SANTA FE, NM–New Mexico Highlands alumna, Tara Hughes, was honored earlier this year with the Golden Apple Excellence in Teaching Award and she was named the 2023 Santa Fe District Teacher of the Year.
Hughes has been teaching in New Mexico for ten years and graduated from NMHU in 2014 with a master’s degree in special education. She currently serves as a State Ambassador with the New Mexico Public Education Department, and she is a member of the Teacher Leader Network. Hughes teaches a four-year-old inclusion pre-kindergarten class at the Nye Early Childhood Center in Santa Fe.
Hughes’s love for education was sparked by her experiences helping in the home daycare her mother ran when Hughes was growing up.
“I helped out after school and most of them were neighborhood kids and there was always so much energy,” Hughes said. “There were always kids around and always something happening and so much learning and excitement.”
Hughes later went on to study technical theatre and studio art in college in Connecticut. A job opportunity doing carpentry and welding at the Santa Fe Opera brought her to New Mexico for the first time in 2000. Hughes then returned to the East Coast where she worked in a two-room schoolhouse.
“Both of the rooms were for students with diverse abilities; there were no neurotypical students in the classroom,” Hughes said. “I fell in love with teaching. I saw the power of early childhood education and early intervention services on students and their families. I witnessed the hope that came with families watching their children be successful in a school setting and said, ‘yeah, this is what I want to do.’”
Knowing she wanted to pursue a career in special education, Hughes returned to New Mexico and completed a master’s degree at NMHU. In her role as a public educator at the Nye Early Childhood Center, Hughes teaches four-year-old children with a range of exceptionalities who have aged out of home services but are too young to enter kindergarten and receive services there.
“We bridge that gap,” Hughes said. “And my classroom is a little different because it’s considered an inclusion classroom where I’m the case manager for children who have individual education plans.”

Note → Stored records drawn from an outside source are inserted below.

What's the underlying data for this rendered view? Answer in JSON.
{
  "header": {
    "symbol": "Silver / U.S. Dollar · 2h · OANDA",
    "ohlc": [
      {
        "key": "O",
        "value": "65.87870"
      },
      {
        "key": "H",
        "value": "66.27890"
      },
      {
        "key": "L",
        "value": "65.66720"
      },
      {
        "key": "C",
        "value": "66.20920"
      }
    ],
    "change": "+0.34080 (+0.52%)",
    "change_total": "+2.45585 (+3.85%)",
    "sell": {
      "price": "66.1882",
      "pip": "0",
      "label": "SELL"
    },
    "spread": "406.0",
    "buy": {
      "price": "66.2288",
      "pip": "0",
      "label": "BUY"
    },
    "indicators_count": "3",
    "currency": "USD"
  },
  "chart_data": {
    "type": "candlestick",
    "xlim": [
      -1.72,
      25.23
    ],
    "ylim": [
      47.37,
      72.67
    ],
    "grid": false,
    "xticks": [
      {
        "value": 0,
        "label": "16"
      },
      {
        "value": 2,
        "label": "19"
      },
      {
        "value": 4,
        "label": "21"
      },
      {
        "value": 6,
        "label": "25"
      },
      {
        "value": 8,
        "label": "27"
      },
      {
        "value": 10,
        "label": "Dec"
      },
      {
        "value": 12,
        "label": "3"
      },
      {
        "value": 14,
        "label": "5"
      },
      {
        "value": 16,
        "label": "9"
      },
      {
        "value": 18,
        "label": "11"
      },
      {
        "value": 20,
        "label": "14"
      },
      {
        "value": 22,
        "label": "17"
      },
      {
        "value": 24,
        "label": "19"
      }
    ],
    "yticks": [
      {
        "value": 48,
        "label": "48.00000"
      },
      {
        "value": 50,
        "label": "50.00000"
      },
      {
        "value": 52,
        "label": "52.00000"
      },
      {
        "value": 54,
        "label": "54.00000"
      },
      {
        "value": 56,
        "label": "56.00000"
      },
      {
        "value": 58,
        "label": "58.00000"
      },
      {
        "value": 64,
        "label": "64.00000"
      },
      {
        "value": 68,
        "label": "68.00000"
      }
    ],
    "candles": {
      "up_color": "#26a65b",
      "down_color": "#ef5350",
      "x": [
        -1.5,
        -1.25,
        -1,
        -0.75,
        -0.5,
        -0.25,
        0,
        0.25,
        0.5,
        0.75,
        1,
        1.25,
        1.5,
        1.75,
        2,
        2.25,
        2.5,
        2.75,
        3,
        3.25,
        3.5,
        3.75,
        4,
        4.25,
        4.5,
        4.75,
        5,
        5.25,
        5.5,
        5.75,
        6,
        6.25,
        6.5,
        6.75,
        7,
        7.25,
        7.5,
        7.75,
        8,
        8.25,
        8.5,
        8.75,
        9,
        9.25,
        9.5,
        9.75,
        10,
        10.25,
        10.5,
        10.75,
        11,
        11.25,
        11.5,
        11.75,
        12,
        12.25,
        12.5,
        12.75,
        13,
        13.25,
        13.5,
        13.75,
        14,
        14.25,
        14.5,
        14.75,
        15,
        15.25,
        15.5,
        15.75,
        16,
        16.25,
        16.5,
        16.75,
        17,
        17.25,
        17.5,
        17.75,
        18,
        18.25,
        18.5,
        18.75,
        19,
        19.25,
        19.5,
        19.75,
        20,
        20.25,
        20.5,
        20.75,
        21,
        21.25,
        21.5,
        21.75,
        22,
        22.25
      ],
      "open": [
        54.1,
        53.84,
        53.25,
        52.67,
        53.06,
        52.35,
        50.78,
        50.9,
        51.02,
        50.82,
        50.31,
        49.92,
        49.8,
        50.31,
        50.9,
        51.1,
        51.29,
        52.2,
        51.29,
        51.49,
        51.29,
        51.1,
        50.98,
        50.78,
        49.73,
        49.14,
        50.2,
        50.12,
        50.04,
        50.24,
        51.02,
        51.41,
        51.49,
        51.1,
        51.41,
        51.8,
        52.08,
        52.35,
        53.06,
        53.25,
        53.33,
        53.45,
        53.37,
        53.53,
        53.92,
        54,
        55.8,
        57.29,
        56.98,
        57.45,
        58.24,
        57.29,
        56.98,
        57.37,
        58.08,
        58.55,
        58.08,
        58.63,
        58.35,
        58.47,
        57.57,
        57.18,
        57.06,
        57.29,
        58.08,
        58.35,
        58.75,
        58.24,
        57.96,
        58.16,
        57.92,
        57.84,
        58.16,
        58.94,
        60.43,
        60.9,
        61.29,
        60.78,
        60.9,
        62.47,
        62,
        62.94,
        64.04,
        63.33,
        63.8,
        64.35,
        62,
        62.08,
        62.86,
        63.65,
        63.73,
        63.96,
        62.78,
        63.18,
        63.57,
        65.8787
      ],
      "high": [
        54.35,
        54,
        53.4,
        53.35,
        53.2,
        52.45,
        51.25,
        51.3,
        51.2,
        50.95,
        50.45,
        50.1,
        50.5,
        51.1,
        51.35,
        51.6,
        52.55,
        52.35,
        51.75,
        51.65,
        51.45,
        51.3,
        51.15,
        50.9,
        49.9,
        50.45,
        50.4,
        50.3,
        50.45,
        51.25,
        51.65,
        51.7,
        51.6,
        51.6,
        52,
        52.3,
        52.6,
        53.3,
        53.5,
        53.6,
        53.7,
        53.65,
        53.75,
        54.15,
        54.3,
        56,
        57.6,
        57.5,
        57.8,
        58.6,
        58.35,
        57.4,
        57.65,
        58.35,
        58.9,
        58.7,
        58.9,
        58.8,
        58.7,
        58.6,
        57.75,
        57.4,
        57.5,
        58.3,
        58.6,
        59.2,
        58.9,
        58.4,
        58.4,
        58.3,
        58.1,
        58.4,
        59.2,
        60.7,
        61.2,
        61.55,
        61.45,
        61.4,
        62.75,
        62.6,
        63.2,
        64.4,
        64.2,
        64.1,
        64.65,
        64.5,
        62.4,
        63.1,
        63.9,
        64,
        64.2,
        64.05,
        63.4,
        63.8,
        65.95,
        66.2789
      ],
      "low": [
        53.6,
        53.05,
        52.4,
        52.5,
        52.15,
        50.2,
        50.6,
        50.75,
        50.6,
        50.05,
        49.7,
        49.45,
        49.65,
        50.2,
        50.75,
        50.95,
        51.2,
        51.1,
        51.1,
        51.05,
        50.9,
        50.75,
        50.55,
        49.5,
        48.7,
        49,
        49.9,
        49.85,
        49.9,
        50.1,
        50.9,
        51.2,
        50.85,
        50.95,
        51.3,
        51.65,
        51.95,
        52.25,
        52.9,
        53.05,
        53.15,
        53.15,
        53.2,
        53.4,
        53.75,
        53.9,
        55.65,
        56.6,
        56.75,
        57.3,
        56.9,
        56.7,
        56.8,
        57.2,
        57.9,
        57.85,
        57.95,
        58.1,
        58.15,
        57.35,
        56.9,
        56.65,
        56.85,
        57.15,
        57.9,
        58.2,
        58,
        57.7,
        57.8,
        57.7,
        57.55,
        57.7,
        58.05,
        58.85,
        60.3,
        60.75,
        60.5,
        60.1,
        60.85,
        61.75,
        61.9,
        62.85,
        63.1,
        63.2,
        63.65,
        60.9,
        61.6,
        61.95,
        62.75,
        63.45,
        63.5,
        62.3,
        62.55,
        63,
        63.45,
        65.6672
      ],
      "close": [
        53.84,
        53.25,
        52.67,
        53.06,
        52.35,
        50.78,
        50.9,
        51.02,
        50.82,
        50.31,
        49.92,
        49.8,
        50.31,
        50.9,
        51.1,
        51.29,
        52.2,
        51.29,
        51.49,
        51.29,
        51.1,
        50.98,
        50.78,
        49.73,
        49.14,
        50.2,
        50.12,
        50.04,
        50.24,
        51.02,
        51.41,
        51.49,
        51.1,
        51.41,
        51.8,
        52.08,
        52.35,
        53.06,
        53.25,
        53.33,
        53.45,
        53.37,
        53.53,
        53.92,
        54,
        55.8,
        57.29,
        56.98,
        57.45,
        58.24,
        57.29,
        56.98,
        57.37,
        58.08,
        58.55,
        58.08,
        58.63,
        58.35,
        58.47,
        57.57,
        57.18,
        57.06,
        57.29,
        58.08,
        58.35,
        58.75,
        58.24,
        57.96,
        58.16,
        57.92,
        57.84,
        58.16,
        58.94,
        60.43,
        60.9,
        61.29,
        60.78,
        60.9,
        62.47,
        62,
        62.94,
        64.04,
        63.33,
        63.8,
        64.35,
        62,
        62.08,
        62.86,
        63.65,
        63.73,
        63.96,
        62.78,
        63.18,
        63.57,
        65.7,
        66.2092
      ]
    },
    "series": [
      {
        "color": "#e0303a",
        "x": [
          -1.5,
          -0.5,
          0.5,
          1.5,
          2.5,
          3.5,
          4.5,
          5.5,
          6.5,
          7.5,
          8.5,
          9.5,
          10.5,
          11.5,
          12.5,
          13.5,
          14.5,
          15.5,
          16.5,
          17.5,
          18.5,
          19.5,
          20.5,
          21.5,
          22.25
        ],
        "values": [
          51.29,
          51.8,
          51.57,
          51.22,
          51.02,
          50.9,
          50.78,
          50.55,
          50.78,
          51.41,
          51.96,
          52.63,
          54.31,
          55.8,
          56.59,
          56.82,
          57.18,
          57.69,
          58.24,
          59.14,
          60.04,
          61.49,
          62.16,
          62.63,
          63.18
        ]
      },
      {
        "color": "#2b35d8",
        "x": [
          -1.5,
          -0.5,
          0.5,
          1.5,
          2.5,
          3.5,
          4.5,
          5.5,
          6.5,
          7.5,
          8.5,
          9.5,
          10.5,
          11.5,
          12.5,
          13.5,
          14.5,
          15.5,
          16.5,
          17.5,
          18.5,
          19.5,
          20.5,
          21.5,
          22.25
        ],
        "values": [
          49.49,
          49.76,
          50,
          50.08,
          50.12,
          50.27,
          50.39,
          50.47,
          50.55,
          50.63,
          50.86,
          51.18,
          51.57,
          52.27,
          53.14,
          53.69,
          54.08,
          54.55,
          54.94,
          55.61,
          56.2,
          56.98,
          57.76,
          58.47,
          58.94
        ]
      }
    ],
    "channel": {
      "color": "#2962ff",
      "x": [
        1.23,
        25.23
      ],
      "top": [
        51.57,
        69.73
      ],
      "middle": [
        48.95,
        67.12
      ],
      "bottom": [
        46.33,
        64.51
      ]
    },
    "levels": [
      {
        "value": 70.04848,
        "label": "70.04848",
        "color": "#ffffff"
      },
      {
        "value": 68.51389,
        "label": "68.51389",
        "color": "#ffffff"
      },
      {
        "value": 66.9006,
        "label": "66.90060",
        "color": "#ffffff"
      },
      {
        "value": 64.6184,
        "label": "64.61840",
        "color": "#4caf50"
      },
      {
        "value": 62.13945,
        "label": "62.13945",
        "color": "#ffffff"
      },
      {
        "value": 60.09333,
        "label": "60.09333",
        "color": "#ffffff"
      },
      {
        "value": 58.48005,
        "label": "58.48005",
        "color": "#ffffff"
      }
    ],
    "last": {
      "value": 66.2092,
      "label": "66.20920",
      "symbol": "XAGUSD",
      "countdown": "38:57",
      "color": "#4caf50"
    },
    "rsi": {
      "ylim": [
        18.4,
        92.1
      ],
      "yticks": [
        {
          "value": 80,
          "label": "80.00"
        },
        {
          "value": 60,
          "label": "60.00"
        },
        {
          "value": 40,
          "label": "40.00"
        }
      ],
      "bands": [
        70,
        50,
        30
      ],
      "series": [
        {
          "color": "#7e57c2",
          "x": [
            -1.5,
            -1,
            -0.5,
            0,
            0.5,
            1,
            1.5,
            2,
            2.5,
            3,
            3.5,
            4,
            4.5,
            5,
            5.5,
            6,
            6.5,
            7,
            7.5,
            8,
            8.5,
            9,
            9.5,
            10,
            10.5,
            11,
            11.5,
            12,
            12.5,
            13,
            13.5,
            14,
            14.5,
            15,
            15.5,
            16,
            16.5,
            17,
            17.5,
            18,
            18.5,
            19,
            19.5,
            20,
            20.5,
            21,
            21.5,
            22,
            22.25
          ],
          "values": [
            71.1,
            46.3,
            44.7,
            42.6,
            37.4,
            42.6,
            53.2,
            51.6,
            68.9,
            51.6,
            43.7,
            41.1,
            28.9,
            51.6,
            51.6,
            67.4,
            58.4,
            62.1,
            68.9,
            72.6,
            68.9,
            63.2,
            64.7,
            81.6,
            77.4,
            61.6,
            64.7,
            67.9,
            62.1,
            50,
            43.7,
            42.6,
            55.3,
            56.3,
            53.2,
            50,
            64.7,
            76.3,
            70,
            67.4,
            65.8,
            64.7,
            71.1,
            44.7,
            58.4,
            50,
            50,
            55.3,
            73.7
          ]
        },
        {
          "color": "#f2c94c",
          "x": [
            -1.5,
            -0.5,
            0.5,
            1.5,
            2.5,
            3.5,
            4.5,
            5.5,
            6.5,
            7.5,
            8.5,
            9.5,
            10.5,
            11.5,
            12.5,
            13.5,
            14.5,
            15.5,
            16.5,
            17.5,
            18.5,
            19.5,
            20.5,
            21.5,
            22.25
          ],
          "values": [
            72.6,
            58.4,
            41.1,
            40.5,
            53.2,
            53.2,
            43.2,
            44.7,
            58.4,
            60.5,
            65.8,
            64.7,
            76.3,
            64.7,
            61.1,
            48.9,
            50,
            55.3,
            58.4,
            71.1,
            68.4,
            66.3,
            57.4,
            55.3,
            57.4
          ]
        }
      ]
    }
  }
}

Hughes said she is honored to be the first early childhood educator to receive the Teacher of the Year award.
“Sometimes early childhood education can be misunderstood,” Hughes said. “Through intentional play we are setting strong foundations for kids to be collaborative, to have strong social-emotional skills, and early literacy and early math skills. We are setting the stage for children to be able to cooperate, share ideas and be kind humans.”
Hughes is hopeful that receiving the Teacher of the Year award will help her spread the message about the importance of inclusion in classrooms and the importance of high quality, early childhood education programs.
“It’s such an honor and I really hope I’m able to elevate other teachers in this profession,” Hughes said. “When we elevate other teachers, we are elevating our students.”